First of all, I realize that both flow and broadway are built on top of genstage.
I find flow a bit confusing, compared to how broadway is presented. Probably because flow is trying to be applicable to many more uses than just data pipelines.
My Use Case:
I’m fetching from an API and need to run many requests as fast as possible, in parallel. And it’s time-series data with associated sensors. First I fetch a list of sensors (~1,000 of these), then, for each sensor, I will fetch the time series data in 1 day chunks, between now and some selected date in the past. Then I will pipe all chunks to my postgres+timescaledb database (calling
Repo.insert_all/3 per batch).
Based on my what I’ve read and watched, it sounds like broadway would be really ideal, but it seems as if writing my own producer/producer-consumer/consumer is or was not the original intent of the authors. And I’m saying this just based on how the readme comes across to me. Please correct me if I’m wrong.
Flow doesn’t seem as nicely tailored to processing data like I’m doing, and also doesn’t seem as approachable.
Could somebody please advise me as to which of these I should make my focus?

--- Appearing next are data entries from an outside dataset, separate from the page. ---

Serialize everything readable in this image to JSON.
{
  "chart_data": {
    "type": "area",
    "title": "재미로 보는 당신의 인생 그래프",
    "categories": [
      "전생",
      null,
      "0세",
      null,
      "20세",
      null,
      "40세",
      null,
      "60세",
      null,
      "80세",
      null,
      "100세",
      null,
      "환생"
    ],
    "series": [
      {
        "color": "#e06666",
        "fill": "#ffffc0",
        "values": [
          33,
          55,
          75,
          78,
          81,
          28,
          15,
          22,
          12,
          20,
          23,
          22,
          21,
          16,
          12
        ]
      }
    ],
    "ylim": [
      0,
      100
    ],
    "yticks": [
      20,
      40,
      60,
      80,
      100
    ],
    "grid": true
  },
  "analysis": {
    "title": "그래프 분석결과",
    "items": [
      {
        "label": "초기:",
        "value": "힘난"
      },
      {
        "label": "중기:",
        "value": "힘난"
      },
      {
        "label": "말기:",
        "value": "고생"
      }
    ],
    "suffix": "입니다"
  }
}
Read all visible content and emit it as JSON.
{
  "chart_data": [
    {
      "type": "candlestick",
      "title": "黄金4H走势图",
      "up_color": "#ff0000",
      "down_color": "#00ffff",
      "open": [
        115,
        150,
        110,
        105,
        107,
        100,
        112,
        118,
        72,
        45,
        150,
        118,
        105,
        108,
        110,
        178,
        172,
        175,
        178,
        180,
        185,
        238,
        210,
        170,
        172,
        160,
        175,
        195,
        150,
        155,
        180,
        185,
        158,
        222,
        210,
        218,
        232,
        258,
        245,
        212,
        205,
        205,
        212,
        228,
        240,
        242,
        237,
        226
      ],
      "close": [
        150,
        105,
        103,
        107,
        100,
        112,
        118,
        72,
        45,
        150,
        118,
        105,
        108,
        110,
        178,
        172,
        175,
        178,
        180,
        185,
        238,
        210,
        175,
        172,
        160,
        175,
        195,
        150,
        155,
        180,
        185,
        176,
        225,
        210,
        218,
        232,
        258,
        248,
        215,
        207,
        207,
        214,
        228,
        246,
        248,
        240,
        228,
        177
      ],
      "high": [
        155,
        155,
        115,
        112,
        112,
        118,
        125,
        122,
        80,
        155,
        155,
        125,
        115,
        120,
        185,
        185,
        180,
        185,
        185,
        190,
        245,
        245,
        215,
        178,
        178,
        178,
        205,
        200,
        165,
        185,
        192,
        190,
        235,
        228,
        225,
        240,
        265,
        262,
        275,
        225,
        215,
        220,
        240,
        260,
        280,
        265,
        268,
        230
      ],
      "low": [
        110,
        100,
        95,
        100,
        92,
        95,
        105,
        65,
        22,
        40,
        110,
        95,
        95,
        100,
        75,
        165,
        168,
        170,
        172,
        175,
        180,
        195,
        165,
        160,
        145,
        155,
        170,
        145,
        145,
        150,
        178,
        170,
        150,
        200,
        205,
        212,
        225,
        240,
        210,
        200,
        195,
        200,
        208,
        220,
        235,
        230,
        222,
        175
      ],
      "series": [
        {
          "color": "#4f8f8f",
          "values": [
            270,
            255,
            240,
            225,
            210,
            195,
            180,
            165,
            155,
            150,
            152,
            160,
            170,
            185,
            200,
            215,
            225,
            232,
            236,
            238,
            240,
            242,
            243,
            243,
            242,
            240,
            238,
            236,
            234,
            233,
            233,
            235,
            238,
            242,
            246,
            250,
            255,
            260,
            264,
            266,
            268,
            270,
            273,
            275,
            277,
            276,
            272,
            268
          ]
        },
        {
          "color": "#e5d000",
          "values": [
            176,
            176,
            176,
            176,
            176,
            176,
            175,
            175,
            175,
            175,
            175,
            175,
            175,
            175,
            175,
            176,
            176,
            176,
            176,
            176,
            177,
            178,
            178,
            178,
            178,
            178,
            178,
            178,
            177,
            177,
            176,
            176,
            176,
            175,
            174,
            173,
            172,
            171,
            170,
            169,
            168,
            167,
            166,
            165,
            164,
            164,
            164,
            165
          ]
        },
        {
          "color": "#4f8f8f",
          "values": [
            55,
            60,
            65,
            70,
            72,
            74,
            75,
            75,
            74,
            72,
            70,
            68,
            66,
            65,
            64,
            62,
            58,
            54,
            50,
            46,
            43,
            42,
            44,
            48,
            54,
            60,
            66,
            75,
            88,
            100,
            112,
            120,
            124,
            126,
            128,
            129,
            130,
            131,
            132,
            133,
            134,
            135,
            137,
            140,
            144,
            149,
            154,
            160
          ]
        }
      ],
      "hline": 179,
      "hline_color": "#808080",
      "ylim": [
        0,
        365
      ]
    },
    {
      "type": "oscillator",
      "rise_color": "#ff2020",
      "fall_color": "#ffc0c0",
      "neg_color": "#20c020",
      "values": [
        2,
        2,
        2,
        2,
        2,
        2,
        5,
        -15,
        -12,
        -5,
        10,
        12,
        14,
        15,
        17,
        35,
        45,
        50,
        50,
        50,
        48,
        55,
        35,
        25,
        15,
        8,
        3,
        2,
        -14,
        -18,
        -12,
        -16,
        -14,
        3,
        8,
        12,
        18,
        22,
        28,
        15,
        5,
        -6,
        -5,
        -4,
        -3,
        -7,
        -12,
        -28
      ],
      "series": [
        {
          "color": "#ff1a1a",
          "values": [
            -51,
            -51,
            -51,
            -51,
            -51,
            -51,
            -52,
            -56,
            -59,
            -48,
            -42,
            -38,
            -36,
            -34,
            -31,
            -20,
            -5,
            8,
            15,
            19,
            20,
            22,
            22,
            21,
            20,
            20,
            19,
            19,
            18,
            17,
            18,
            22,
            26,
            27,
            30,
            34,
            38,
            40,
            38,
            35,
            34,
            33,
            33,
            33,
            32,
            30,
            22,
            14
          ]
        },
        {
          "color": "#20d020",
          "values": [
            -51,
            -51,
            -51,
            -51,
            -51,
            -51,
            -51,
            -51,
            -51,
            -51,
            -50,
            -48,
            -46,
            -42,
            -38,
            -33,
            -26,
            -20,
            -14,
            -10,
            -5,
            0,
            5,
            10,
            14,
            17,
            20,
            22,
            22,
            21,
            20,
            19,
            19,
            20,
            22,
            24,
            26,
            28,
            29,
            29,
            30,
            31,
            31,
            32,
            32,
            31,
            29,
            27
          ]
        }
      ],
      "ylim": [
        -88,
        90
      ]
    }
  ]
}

Also, does it make sense to do postgres bulk inserts from parallel consumers? My guess is that it does not. The folks at TimescaleDB recommend a raid 0 array of a small number of drives, and to put the WAL on a separate disk from the data to get better bulk insert performance, but I assume parallel writes are still not supported. Could somebody tell me how this works with elixir? Does elixir run a single process for all DB queries, regardless of how many processes I have sending DB write requests?